Confusing Explanation

This doesn’t have to do with code, but rather with an explanation that I’m having trouble following from this screen:

https://app.dataquest.io/m/137/data-cleaning-walkthrough%3A-combining-the-data/11/left-right-inner-and-outer-joins

At the bottom of the explanation on this screen we see this, noting that an INNER JOIN would remove necessary data:

“This means that we may need to use different merge strategies with different data sets. Some of the data sets have a lot of missing DBN values. This makes a left join more appropriate, because we don’t want to lose too many rows when we merge. If we did an inner join, we would lose the data for many high schools”

But then we get the following explanation that for another df, using an INNER JOIN would preserve information that we are trying to keep:

“Some data sets have DBN values that are almost identical to those in sat_results. Those data sets also have information we need to keep. Most of our analysis would be impossible if a significant number of rows was missing from demographics, for example. Therefore, we’ll do an inner join to avoid missing data in these columns.”

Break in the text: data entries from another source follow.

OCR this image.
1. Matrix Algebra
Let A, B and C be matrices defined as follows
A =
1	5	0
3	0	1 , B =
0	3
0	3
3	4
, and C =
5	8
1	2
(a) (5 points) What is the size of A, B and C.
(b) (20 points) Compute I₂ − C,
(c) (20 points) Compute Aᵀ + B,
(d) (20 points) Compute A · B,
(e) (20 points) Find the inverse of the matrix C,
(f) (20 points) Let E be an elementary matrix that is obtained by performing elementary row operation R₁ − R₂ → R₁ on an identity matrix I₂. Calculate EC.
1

Why would an INNER JOIN ignore information in one case, but not in the other?

Hi @Willyjgolden,

I think I can help explain,

For the first paragraph it is saying:

  1. Since one of those two data sets has a lot of missing DBN values, an Inner join would result in many rows being lost.
  2. A left join would preserve the data in the rows that have missing DBNs but would result in null values in the DBN column
  3. They are making the judgement that we would rather deal with null values than loose that many rows.

For the second paragraph, it is saying:

  1. For these two data sets, an inner join would mean that the resulting dataset would not have any null values in the DBN column which is desirable.
  2. Since the DBNs are nearly identical, the amount of rows that would be dropped by using inner join would be very small.
  3. In this case they are making the judgement that is is worth loosing those rows in order to have no null values.

So in the first paragraph it is referring to “lost data” (aka rows being dropped) if inner join was used; the second paragraph is referring to “avoiding missing data” (aka avoiding null values) if left join was used.

Basically its always a trade off between null values and lost data (unless the joining column matches perfectly for both datasets).

1 Like